Decongestants and cold medicine
- The Actifed range
- Humex Rhume
These are considered to cause cardiovascular risk disproportionate to their usefulness. Their use is officially unadvised.
Painkillers and anti-inflammatories
- Any medicine name ending in ‘coxib’
- Qutenza patch
The review instead recommends the occasional use of paracetamol where possible.
Type 2 diabetes
These are considered to cause a risk of side effects including allergic reactions, urinary infections, pancreatitis or intestinal blockages. The review said there is “not yet enough perspective” on their usefulness.

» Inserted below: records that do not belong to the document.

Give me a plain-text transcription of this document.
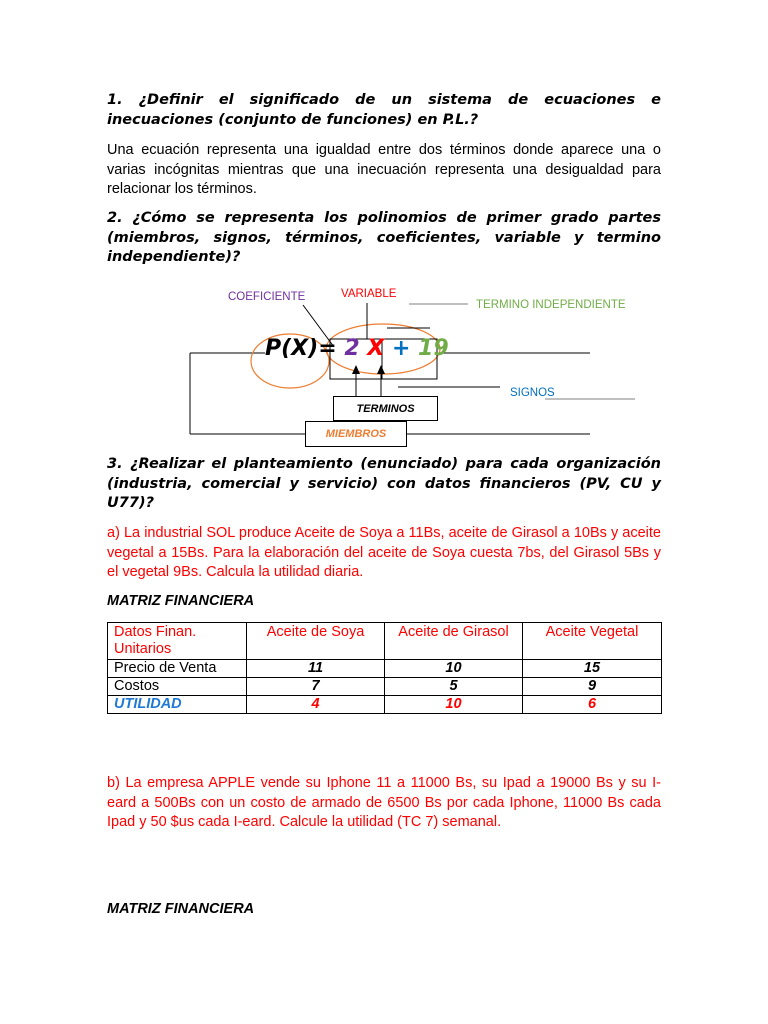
1. ¿Definir el significado de un sistema de ecuaciones e inecuaciones (conjunto de funciones) en P.L.?
Una ecuación representa una igualdad entre dos términos donde aparece una o varias incógnitas mientras que una inecuación representa una desigualdad para relacionar los términos.
2. ¿Cómo se representa los polinomios de primer grado partes (miembros, signos, términos, coeficientes, variable y termino independiente)?
COEFICIENTE	VARIABLE
TERMINO INDEPENDIENTE
SIGNOS
P(X)= 2 X + 19
TERMINOS
MIEMBROS
3. ¿Realizar el planteamiento (enunciado) para cada organización (industria, comercial y servicio) con datos financieros (PV, CU y U77)?
a) La industrial SOL produce Aceite de Soya a 11Bs, aceite de Girasol a 10Bs y aceite vegetal a 15Bs. Para la elaboración del aceite de Soya cuesta 7bs, del Girasol 5Bs y el vegetal 9Bs. Calcula la utilidad diaria.
MATRIZ FINANCIERA
Datos Finan. Unitarios	Aceite de Soya	Aceite de Girasol	Aceite Vegetal
Precio de Venta	11	10	15
Costos	7	5	9
UTILIDAD	4	10	6
b) La empresa APPLE vende su Iphone 11 a 11000 Bs, su Ipad a 19000 Bs y su I-eard a 500Bs con un costo de armado de 6500 Bs por cada Iphone, 11000 Bs cada Ipad y 50 $us cada I-eard. Calcule la utilidad (TC 7) semanal.
MATRIZ FINANCIERA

The drug metformin should remain “the benchmark”, it said.
And two medicines that are no longer on the list…
- Gliflozines (such as Forxiga or Jardiance) - a sodium-glucose co-transporter-2 (SGLT2) inhibitor, used for treating diabetes.
The previously perceived risks of kidney and heart failure and other issues are considered to have dropped after new evaluations. However, Prescrire still does not actively recommend the medicines’ use, due to a still-existing risk of side effects such as severe infections and skin reactions.
- Cimetidine - a histamine that inhibits stomach acid production.
This medicine no longer appears on the list because it is no longer available, after a global recall.